The defense asserted she suffered from PTSD, a diagnosis that prosecutors took issue with.
As noted in an article from Psychology Today about narcissistic personality disorder, Arias continues after her conviction and imprisonment to display traits of a self-absorbed, attention-craving individual who exploits others.
She continues to show signs of not only enjoying but needing to be in the spotlight. During her trial, she proposed representing herself during the sentencing, a decision that could have resulted in the death penalty. At the time, she announced that she welcomed death.
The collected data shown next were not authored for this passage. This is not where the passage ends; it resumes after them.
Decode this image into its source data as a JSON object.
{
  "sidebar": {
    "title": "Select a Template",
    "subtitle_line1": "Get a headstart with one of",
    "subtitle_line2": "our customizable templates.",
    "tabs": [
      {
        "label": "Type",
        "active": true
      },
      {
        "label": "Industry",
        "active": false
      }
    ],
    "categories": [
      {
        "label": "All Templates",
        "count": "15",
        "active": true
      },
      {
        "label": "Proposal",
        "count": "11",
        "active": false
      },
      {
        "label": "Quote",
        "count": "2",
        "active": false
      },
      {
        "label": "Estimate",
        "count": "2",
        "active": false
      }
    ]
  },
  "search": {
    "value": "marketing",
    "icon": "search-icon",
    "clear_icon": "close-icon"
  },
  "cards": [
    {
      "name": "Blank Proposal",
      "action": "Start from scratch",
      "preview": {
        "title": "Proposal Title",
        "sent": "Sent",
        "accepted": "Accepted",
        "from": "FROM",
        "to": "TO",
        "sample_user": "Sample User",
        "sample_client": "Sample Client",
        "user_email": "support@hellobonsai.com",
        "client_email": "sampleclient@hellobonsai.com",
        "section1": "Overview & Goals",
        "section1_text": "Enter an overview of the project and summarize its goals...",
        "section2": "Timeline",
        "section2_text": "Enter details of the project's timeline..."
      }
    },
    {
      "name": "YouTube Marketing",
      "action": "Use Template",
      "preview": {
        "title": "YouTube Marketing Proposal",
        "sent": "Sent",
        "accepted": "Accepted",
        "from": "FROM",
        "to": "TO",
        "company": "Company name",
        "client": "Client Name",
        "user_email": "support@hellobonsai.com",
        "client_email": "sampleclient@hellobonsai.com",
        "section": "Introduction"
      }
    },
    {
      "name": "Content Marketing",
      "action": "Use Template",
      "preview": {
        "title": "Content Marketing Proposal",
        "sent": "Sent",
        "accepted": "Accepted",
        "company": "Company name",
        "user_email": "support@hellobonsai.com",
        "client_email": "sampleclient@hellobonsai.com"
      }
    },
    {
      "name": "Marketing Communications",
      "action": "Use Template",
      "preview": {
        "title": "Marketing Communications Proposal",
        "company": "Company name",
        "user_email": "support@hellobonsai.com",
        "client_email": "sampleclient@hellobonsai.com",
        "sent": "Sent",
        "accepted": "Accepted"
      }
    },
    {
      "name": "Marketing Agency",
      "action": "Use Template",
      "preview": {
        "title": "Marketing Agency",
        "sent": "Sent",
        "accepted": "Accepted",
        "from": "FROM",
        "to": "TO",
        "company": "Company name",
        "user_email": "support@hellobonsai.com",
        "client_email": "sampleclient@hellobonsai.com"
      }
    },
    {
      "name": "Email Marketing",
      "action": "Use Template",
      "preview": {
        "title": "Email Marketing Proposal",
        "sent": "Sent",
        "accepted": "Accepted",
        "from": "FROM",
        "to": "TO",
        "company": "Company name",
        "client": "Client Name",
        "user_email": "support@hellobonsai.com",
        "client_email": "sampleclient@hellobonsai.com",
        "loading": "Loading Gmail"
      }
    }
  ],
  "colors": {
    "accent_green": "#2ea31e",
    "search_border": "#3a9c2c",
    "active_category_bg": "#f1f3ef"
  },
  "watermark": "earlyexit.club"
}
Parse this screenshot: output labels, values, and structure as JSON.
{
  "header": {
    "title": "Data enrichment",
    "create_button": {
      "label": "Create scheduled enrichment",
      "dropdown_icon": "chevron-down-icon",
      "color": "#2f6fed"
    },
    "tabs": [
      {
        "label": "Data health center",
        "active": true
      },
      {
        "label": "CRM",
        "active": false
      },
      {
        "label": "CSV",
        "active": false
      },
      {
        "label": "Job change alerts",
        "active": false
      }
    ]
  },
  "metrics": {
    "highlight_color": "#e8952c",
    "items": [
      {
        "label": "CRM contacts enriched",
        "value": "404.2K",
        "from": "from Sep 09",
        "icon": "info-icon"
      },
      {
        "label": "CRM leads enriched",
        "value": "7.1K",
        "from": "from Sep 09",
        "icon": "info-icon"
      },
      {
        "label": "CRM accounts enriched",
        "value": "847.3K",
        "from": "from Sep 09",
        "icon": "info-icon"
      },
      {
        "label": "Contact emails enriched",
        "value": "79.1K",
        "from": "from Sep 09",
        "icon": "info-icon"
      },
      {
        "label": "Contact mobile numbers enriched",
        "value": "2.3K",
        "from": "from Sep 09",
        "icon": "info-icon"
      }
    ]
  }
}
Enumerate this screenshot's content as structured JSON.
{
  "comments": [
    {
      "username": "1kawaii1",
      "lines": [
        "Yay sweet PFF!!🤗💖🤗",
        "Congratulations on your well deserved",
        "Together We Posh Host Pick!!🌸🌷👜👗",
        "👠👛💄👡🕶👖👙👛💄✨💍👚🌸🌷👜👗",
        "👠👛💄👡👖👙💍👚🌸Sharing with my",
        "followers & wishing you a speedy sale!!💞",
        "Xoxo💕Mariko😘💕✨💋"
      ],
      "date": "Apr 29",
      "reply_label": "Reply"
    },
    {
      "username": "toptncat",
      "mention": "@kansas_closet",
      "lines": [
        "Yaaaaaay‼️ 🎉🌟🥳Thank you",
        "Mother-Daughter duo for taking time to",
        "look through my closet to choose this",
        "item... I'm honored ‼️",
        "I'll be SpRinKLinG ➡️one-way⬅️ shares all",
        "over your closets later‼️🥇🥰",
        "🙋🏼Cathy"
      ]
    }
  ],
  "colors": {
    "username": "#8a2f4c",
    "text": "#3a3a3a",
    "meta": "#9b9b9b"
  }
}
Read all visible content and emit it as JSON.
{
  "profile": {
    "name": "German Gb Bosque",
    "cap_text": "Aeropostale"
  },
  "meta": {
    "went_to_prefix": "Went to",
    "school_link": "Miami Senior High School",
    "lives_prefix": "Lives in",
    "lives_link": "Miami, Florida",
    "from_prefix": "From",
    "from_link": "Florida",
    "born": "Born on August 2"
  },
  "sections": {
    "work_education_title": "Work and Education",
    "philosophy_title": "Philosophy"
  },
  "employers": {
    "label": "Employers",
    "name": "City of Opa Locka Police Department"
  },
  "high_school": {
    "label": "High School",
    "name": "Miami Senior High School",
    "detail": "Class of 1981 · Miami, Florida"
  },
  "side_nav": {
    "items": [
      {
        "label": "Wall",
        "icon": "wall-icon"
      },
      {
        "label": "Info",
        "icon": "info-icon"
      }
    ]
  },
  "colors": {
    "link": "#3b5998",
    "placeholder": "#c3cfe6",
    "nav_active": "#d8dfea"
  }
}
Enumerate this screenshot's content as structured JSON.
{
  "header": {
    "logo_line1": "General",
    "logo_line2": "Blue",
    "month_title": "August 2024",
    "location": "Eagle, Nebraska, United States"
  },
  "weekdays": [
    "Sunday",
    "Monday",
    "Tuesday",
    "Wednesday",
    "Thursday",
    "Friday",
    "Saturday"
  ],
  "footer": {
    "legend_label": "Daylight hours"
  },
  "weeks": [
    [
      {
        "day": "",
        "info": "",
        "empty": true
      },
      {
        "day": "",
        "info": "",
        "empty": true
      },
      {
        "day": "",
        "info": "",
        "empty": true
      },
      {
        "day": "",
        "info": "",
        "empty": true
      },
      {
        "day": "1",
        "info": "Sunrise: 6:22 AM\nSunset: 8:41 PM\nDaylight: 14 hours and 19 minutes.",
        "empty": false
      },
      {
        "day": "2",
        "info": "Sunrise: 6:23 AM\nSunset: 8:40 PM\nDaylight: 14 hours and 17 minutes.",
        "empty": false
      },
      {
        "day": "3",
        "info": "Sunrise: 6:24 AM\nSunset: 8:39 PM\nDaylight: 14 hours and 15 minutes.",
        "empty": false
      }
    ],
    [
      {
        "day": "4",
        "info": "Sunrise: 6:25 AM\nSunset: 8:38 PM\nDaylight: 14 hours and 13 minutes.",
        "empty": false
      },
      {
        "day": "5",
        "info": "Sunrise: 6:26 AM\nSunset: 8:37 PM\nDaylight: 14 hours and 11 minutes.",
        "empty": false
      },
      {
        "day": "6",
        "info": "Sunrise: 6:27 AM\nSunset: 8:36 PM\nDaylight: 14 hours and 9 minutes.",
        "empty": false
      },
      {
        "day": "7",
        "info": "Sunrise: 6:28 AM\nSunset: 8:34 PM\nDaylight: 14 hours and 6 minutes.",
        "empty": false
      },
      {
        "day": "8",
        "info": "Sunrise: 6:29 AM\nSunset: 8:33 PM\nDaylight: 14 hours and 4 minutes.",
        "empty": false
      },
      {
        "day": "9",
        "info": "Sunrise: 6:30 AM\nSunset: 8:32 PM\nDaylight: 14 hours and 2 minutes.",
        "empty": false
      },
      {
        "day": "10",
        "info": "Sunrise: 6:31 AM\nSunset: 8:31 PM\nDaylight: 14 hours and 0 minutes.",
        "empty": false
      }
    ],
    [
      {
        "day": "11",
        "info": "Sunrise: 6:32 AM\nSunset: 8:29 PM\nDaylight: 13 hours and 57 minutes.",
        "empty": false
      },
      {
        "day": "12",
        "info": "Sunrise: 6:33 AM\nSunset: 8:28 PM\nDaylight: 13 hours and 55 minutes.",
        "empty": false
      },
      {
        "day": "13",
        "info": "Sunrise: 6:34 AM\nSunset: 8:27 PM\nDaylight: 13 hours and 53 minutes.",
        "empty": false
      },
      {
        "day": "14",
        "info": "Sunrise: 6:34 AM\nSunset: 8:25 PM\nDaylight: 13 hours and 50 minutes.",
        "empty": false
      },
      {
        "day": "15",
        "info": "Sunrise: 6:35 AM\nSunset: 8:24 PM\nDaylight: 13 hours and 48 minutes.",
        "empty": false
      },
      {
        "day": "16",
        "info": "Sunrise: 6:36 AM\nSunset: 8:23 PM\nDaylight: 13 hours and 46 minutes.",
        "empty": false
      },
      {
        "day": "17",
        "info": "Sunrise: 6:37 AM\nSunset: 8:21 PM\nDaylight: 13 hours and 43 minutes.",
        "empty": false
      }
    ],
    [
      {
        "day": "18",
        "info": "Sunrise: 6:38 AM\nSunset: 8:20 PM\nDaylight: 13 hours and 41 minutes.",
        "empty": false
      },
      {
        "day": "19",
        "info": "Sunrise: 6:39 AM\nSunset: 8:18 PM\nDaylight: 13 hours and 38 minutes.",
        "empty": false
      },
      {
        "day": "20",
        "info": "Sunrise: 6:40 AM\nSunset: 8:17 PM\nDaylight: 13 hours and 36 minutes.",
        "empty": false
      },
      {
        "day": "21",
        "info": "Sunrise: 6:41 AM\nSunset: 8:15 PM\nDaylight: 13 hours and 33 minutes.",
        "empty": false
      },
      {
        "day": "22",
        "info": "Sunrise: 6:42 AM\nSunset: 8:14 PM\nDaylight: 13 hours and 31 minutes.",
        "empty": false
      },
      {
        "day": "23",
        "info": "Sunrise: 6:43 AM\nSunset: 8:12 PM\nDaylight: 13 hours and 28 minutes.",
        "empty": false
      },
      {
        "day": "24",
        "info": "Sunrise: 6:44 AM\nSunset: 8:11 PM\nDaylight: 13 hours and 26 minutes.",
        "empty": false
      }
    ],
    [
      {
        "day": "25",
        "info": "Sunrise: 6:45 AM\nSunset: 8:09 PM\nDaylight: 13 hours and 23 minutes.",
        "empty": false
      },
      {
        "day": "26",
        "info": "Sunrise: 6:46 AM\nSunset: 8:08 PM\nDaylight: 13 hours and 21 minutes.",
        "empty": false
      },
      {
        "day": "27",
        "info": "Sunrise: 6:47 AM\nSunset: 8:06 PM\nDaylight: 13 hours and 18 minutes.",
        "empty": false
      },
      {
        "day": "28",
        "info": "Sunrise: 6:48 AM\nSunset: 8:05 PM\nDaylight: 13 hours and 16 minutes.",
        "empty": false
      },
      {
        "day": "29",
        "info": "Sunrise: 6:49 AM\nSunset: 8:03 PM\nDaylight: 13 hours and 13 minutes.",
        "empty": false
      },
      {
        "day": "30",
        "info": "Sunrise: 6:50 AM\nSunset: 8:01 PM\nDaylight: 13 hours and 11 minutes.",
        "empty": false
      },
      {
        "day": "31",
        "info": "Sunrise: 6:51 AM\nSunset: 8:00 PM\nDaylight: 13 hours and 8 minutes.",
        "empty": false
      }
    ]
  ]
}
She manipulated everyone around her, including the jury and the press, but she also became a huge media hit as she spun the drama. Her craving for attention never waned. She got sympathy, even though there was no evidence she was ever abused by Alexander, provoked in any way, or committed the crime for any reason other than viciousness.
Arias manipulated Alexander throughout their relationship, primarily with sex.
In 2017, Arias filed a lawsuit against her former attorney, Kirk Nurmi, and lost. She claimed he profited from her case by writing a memoir called “Trapped with Ms. Arias.”
Arias has seen the inside of several Arizona prisons and currently lives in the Perryville Prison in Goodyear, Arizona. She talks to her “fans” using the prison phone or by responding to letters and has a website from which she sells her drawings. She began putting up her dubious artwork for sale on eBay shortly after she found herself behind bars in 2008.
She maintains a website called Justice4Jodi where she solicits donations to help with her appeals. She has 733 followers and has raised more than $1,500. But, today remains behind bars for the brutal murder.